The asteroid that killed the dinosaurs was estimated to be around 10-15 kilometers wide and its impact resulted in the creation of a crater 180 kilometers wide and 20 kilometers deep.

This is one of the single largest confirmed asteroid impact craters anywhere on Earth, possibly dwarfed only by the 300-kilometer-wide Vredefort impact crater in South Africa, and is one of the largest and most devastating asteroid impacts to ever happen on the Earth.

Other asteroid impacts have happened on Earth before. Some were devastating impacts, such as the Tunguska event in 1908, while others caused no damage, like when 2022 EB5 crashed into the Earth earlier in 2022. But the Chicxulub asteroid impact that killed the dinosaurs was thought to be an isolated and significant event. A lone asteroid that caused an extinction event.

Or so we thought.

 Asteroid (illustrative) (credit: SHUTTERSTOCK)
Asteroid (illustrative) (credit: SHUTTERSTOCK)
Asteroid siblings or swarms?

The Nadir impact's close proximity to the Chicxulub asteroid impact that killed the dinosaurs is notable.

The researchers were able to link the Nadir and Chicxulub impact craters because seismic data indicated the sedimentary layer the asteroid hit likely dates to the Cretaceous-Paleogene boundary. 

This isn't absolutely confirmed. Studying asteroid impact craters underwater is very difficult and a number of other issues mean that the window of time when this impact could have taken place isn't exact.

But if these preliminary studies are accurate, it presents some interesting possibilities.

Specifically, the study lists four possible reasons for this to have happened.

  1. The Nadir asteroid and Chicxulub asteroid were two asteroids in a binary asteroid system that both struck the Earth.
  2. There was originally just one asteroid and the Nadir and Chicxulub asteroids broke off from each other.
  3. The two asteroids may have been part of a larger swarm or cluster of asteroid impacts.
  4. The two are just entirely unrelated and this is all a coincidence.

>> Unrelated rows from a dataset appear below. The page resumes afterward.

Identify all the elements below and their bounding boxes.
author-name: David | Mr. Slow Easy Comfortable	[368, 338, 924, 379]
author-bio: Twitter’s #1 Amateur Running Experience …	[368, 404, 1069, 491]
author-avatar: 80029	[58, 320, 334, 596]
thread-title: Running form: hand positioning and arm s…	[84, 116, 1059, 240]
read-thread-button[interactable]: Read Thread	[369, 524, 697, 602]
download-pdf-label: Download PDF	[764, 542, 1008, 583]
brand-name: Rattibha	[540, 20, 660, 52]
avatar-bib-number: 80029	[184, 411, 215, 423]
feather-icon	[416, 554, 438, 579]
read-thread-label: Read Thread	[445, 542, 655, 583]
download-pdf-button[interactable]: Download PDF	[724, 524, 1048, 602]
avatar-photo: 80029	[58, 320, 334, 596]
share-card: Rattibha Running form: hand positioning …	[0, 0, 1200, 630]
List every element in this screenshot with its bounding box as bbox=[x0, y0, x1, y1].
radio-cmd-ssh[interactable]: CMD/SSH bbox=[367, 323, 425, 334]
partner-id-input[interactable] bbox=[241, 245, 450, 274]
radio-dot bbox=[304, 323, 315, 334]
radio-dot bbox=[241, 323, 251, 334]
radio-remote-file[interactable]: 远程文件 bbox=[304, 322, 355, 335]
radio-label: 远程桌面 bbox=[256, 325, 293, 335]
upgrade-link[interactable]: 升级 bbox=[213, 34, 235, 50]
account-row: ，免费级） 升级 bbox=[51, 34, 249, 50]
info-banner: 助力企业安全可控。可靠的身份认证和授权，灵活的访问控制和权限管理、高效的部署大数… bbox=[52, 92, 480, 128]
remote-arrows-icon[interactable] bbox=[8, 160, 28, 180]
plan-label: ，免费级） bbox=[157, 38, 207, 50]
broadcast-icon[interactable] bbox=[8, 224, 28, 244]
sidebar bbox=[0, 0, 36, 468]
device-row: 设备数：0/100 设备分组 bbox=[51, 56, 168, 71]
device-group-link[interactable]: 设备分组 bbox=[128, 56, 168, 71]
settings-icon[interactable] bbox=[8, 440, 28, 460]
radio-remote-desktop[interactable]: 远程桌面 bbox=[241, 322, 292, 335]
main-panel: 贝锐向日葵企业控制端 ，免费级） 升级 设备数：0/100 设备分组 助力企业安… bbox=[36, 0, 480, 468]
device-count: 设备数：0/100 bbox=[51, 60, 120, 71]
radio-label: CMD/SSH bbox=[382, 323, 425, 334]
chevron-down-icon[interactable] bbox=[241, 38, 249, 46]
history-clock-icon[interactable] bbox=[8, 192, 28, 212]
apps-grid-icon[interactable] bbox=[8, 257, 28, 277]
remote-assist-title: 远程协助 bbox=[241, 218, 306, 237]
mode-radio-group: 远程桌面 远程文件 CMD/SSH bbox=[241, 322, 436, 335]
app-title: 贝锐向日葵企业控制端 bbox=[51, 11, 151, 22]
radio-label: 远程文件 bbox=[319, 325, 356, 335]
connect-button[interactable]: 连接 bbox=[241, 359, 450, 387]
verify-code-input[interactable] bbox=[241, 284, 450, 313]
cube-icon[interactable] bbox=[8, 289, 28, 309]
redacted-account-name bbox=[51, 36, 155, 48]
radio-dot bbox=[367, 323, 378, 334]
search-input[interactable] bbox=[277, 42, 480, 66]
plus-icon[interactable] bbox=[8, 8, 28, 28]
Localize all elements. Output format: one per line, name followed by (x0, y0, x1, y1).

Regarding the first option, there may be some precedence, as these binary asteroid dual impacts have been proposed as having happened before, though most of these have been disputed and none have been conclusively proven.

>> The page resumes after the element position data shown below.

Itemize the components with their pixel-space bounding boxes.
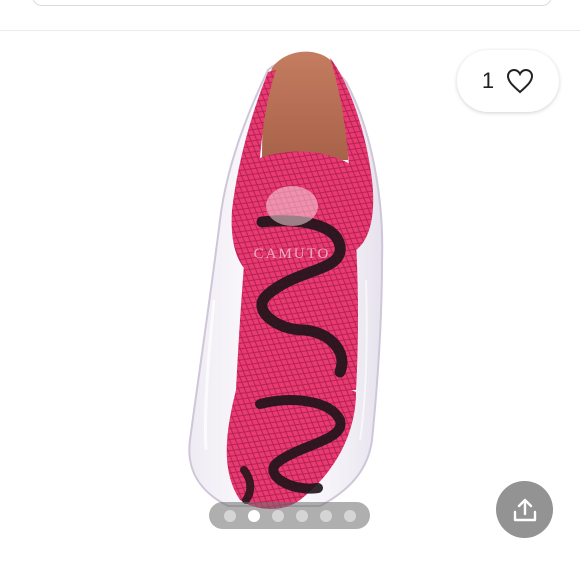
like-count: 1 <box>481 68 495 93</box>
carousel-dot[interactable] <box>343 509 356 522</box>
carousel-dot[interactable] <box>295 509 308 522</box>
search-bar[interactable] <box>32 0 552 6</box>
carousel-dot[interactable] <box>319 509 332 522</box>
shoe-image: CAMUTO <box>188 51 384 509</box>
like-button[interactable]: 1 <box>457 50 559 112</box>
share-icon <box>513 498 536 521</box>
carousel-dot[interactable] <box>271 509 284 522</box>
heart-icon <box>507 68 534 94</box>
carousel-dot[interactable] <box>223 509 236 522</box>
product-photo[interactable]: CAMUTO <box>0 31 580 580</box>
carousel-dot[interactable] <box>247 509 260 522</box>
brand-print: CAMUTO <box>254 246 331 262</box>
carousel-indicator <box>209 502 370 529</box>
share-button[interactable] <box>496 481 553 538</box>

Regarding the second option, this seems a bit tricky at first glance. Asteroids often break apart upon hitting Earth's atmosphere, and this could in theory cause impacts to happen in two distant places

While today, the Chicxulub and Nadir craters are far apart, they were much closer 66 million years ago. However, they were still too far for them to have been part of one asteroid that broke up in the atmosphere.

But it is theoretically possible if the asteroid broke up earlier while in orbit. In fact, something like this has already happened before, albeit on Jupiter with the Shoemaker-Levy 9 comet in 1994.

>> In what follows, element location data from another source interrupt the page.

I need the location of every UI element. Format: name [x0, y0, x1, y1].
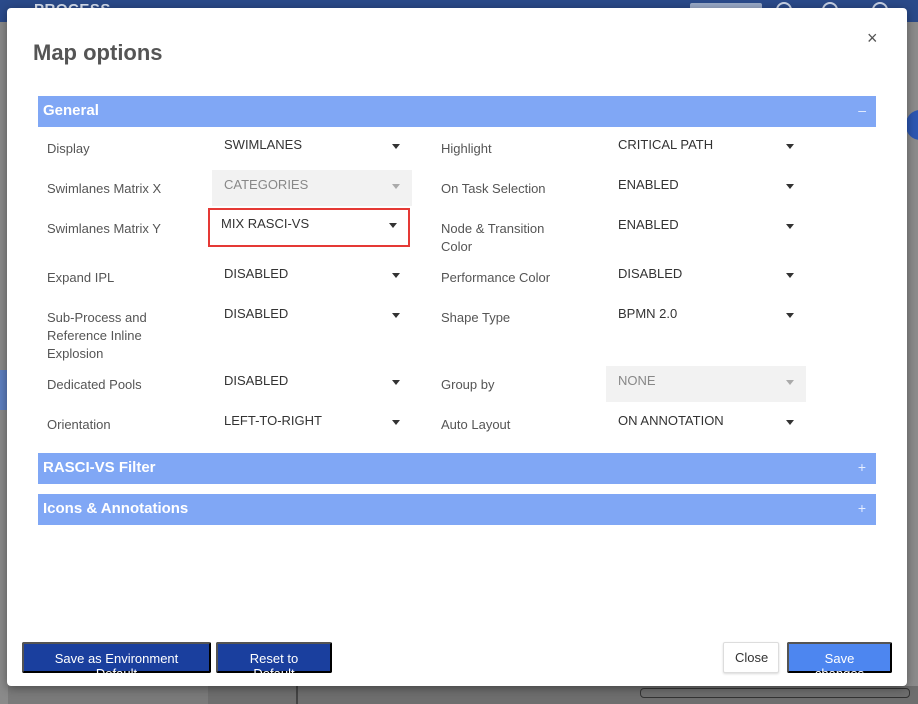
node-transition-color-value: ENABLED — [618, 217, 679, 232]
label-group-by: Group by — [441, 377, 495, 392]
performance-color-select[interactable]: DISABLED — [606, 259, 806, 295]
dedicated-pools-value: DISABLED — [224, 373, 289, 388]
close-button[interactable]: Close — [723, 642, 779, 673]
label-expand-ipl: Expand IPL — [47, 270, 115, 285]
orientation-select[interactable]: LEFT-TO-RIGHT — [212, 406, 412, 442]
label-auto-layout: Auto Layout — [441, 417, 511, 432]
label-swimlanes-matrix-x: Swimlanes Matrix X — [47, 181, 162, 196]
caret-down-icon — [392, 420, 400, 425]
group-by-select: NONE — [606, 366, 806, 402]
label-performance-color: Performance Color — [441, 270, 551, 285]
label-node-transition-color: Node & Transition Color — [441, 221, 545, 254]
caret-down-icon — [786, 184, 794, 189]
close-icon[interactable]: × — [867, 28, 878, 49]
section-icons-annotations-header[interactable]: Icons & Annotations + — [38, 494, 876, 525]
section-rasci-filter-label: RASCI-VS Filter — [43, 459, 156, 476]
section-general-header[interactable]: General – — [38, 96, 876, 127]
shape-type-select[interactable]: BPMN 2.0 — [606, 299, 806, 335]
shape-type-value: BPMN 2.0 — [618, 306, 678, 321]
sub-process-explosion-select[interactable]: DISABLED — [212, 299, 412, 335]
background-canvas-line — [296, 686, 298, 704]
label-swimlanes-matrix-y: Swimlanes Matrix Y — [47, 221, 161, 236]
dedicated-pools-select[interactable]: DISABLED — [212, 366, 412, 402]
on-task-selection-select[interactable]: ENABLED — [606, 170, 806, 206]
group-by-value: NONE — [618, 373, 656, 388]
expand-icon[interactable]: + — [858, 500, 866, 516]
sub-process-explosion-value: DISABLED — [224, 306, 289, 321]
expand-icon[interactable]: + — [858, 459, 866, 475]
caret-down-icon — [392, 184, 400, 189]
caret-down-icon — [392, 144, 400, 149]
performance-color-value: DISABLED — [618, 266, 683, 281]
on-task-selection-value: ENABLED — [618, 177, 679, 192]
expand-ipl-select[interactable]: DISABLED — [212, 259, 412, 295]
display-select[interactable]: SWIMLANES — [212, 130, 412, 166]
swimlanes-matrix-y-value: MIX RASCI-VS — [221, 216, 310, 231]
map-options-modal: Map options × General – Display SWIMLANE… — [7, 8, 907, 686]
swimlanes-matrix-x-select: CATEGORIES — [212, 170, 412, 206]
modal-title: Map options — [33, 40, 163, 65]
highlight-select[interactable]: CRITICAL PATH — [606, 130, 806, 166]
label-orientation: Orientation — [47, 417, 111, 432]
section-general-label: General — [43, 102, 99, 119]
save-as-environment-default-button[interactable]: Save as Environment Default — [22, 642, 211, 681]
auto-layout-value: ON ANNOTATION — [618, 413, 724, 428]
caret-down-icon — [389, 223, 397, 228]
label-display: Display — [47, 141, 90, 156]
display-select-value: SWIMLANES — [224, 137, 303, 152]
auto-layout-select[interactable]: ON ANNOTATION — [606, 406, 806, 442]
label-sub-process-explosion: Sub-Process and Reference Inline Explosi… — [47, 310, 147, 361]
orientation-value: LEFT-TO-RIGHT — [224, 413, 322, 428]
highlight-value: CRITICAL PATH — [618, 137, 714, 152]
section-rasci-filter-header[interactable]: RASCI-VS Filter + — [38, 453, 876, 484]
caret-down-icon — [392, 313, 400, 318]
label-on-task-selection: On Task Selection — [441, 181, 546, 196]
save-changes-button[interactable]: Save changes — [787, 642, 892, 681]
caret-down-icon — [786, 144, 794, 149]
caret-down-icon — [392, 380, 400, 385]
label-highlight: Highlight — [441, 141, 492, 156]
collapse-icon[interactable]: – — [858, 102, 866, 118]
swimlanes-matrix-y-select[interactable]: MIX RASCI-VS — [208, 208, 410, 247]
caret-down-icon — [786, 380, 794, 385]
caret-down-icon — [786, 420, 794, 425]
node-transition-color-select[interactable]: ENABLED — [606, 210, 806, 246]
label-dedicated-pools: Dedicated Pools — [47, 377, 142, 392]
section-icons-annotations-label: Icons & Annotations — [43, 500, 189, 517]
expand-ipl-value: DISABLED — [224, 266, 289, 281]
background-canvas-box — [640, 688, 910, 698]
caret-down-icon — [786, 313, 794, 318]
caret-down-icon — [786, 273, 794, 278]
caret-down-icon — [786, 224, 794, 229]
caret-down-icon — [392, 273, 400, 278]
swimlanes-matrix-x-value: CATEGORIES — [224, 177, 309, 192]
label-shape-type: Shape Type — [441, 310, 511, 325]
reset-to-default-button[interactable]: Reset to Default — [216, 642, 332, 681]
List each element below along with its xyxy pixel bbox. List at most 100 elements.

Other impacts on Earth have also been thought to have been through something like this, too.

Regarding the third option, this hinges on if the dates of the Nadir and Chicxulub impacts were close but not precisely the same. If that is the case, then they may not have been from the same asteroid, but rather were part of a cluster of impacts. And if that's the case, it could mean the Cretaceous-Paleogene boundary was not formed by just the Chicxulub impact, but rather by a long series of asteroid impacts in a comparatively short period of time.

This hinges on the age of the Nadir crater, as it could be compared to some other impacts that happened that would become in a relatively close enough range of time to qualify as an impact cluster, with the Boltysh impact crater in Ukraine being one such example.

But overall, more research needs to be done to better figure this out. But luckily, that research is set to begin, as Nicholson has already applied for funding to drill down to study it.